Friday, January 18, 2008
Owning His Words
Then they cried out to the LORD in their trouble; He saved them out of their distresses. He sent His word and healed them, and delivered them from their destructions. Let them give thanks to the LORD for His loving kindness, and for His wonders to the sons of men! Psalm 107:19-21 (New American Standard Bible)
For any who have read my devotionals over the course of the last year or so, you have been aware of an ongoing battle in my life. While I have not given specific details it was quite apparent that I was struggling to possess victory in this area. My days were marked with guilt for failure, shame for a stronghold, frustration that freedom eluded me, and an endless trail of self effort and self reformation. I knew a lot of truth and shared it freely on a daily basis. But the bottom line was that I had yet to fully embrace that truth and see it change me at the very center of my being. To make matters worse, I had no idea why this was the case for me.

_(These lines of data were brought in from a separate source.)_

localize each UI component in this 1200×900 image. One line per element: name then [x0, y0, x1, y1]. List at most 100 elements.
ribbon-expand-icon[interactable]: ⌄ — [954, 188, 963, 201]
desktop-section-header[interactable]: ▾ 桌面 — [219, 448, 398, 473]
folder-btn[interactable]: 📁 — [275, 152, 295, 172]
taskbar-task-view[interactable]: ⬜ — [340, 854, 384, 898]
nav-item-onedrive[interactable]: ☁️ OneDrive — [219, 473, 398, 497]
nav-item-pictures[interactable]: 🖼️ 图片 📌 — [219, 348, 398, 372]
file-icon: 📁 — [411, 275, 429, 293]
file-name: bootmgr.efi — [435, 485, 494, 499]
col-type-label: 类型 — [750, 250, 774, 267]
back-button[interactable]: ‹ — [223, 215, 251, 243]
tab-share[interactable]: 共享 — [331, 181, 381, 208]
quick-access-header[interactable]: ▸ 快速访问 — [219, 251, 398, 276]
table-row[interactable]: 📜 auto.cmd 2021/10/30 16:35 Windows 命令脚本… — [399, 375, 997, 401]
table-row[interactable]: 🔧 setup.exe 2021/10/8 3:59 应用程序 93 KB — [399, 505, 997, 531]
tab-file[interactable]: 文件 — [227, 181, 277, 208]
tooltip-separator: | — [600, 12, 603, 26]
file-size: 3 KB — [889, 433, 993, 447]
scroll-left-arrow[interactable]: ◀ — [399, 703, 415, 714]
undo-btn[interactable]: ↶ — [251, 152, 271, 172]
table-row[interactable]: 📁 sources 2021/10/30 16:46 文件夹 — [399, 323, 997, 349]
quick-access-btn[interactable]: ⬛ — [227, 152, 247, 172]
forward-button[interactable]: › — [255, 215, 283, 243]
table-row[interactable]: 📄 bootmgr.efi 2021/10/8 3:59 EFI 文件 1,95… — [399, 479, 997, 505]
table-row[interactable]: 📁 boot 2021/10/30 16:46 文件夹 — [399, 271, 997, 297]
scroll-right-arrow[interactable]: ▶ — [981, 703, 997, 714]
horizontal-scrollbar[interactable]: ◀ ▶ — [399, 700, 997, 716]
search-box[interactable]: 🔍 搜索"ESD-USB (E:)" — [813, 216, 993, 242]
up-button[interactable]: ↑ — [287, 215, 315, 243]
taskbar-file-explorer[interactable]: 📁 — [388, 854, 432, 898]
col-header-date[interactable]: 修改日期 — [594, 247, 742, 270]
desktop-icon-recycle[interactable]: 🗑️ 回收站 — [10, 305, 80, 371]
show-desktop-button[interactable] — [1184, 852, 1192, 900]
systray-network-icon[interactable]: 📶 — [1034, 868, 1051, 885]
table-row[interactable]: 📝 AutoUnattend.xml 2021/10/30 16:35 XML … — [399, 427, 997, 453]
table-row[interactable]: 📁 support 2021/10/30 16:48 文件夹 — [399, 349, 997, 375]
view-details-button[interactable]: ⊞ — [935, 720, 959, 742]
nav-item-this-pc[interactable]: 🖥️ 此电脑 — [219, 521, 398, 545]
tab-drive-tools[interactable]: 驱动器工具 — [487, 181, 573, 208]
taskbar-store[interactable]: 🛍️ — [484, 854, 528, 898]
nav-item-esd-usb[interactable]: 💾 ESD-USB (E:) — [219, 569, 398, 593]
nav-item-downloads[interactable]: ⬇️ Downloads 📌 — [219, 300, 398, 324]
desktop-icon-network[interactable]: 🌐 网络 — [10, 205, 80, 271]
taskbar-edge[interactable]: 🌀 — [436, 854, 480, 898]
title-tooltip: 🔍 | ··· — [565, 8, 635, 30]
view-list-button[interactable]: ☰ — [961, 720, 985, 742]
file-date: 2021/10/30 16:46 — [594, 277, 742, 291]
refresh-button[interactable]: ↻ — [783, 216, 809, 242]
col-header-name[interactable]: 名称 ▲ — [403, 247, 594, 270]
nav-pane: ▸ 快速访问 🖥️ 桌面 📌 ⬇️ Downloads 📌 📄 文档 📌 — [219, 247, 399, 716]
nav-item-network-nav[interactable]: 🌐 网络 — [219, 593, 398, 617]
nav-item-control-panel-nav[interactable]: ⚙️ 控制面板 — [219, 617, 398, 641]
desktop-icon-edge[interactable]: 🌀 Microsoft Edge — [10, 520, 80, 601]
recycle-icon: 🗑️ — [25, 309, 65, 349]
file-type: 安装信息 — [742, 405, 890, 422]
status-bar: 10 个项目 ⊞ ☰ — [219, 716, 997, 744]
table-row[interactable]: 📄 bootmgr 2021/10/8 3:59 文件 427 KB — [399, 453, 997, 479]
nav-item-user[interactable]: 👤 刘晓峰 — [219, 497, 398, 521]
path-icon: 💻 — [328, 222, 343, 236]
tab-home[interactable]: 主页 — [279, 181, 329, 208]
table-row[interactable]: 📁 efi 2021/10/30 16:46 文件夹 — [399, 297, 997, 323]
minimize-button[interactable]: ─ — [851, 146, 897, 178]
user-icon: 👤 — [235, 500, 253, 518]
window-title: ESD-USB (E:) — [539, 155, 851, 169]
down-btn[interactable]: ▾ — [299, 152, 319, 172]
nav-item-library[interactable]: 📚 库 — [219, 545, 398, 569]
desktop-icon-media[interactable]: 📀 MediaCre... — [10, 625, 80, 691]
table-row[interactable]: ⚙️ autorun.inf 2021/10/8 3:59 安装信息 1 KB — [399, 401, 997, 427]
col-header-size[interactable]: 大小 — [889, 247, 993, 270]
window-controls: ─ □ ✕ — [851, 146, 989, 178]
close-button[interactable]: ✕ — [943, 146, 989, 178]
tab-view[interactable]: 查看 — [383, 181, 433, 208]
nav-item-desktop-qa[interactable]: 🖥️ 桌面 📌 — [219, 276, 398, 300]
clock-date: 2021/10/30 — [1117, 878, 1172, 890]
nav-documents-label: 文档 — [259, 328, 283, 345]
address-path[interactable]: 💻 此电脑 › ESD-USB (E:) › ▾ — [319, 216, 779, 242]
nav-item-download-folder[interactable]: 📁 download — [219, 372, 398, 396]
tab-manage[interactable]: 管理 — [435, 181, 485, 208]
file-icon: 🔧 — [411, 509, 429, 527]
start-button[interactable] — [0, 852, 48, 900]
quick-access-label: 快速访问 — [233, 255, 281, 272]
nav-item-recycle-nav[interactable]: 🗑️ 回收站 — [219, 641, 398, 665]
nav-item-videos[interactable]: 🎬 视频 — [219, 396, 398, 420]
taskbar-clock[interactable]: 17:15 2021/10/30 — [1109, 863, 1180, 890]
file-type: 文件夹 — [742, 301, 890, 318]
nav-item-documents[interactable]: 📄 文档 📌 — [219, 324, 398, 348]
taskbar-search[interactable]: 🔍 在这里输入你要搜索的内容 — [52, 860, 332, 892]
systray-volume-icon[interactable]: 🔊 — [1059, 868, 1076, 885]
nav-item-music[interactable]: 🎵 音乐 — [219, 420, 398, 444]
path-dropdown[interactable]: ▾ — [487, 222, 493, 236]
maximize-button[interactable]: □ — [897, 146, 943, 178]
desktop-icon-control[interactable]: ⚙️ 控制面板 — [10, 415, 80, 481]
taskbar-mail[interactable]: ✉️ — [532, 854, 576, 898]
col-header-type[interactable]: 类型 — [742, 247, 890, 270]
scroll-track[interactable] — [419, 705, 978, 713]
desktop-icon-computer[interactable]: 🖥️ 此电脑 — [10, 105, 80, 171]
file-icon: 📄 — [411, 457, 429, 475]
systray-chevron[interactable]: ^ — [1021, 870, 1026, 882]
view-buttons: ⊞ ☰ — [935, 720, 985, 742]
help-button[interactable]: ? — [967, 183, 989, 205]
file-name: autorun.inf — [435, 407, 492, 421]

Yesterday, God showed me what I was missing all along. He made it clear to me that while I had cried out for His deliverance many times, I had failed to believe that He had done it! After my prayers were ended I would pick myself up and immediately work to bring about the change I so desired. My bondage was emotional dependency on others and I tried countless ways to over come it. I read books, I talked to friends, I sought professional counseling, I began attending meetings for Adult Children of Alcoholics, I listened to music, I rid my home of all the things that connected me to a significant person, and I finally bought into the lie that this is just the way I will always be and I must learn to guard myself in order to not form any future emotional ties to people. While I knew in my head that Jesus had come to set the captives free, I accepted the distorted version of truth that I would have to remain a prisoner.
That was the case until yesterday morning when God whispered to my spirit these words…”Pam, I have already healed you of your emotional dependency. I did it the moment you asked. But you have not claimed my healing and therefore have not been living out of it. Instead you have been living deceived. Receive what I have done and walk in the freedom that is yours.” The moment I embraced His words and acknowledged my healing, the power of emotional dependency was broken! I have finally come to own what was already mine and I have not stopped thanking God for it.
Father, thank you for each person who lifted me up in prayer and desired to see me walk in the truth and freedom they knew You offered. Having known the experience of being a captive makes me more appreciative of my freedom. I dance in delight of my deliverance. Amen.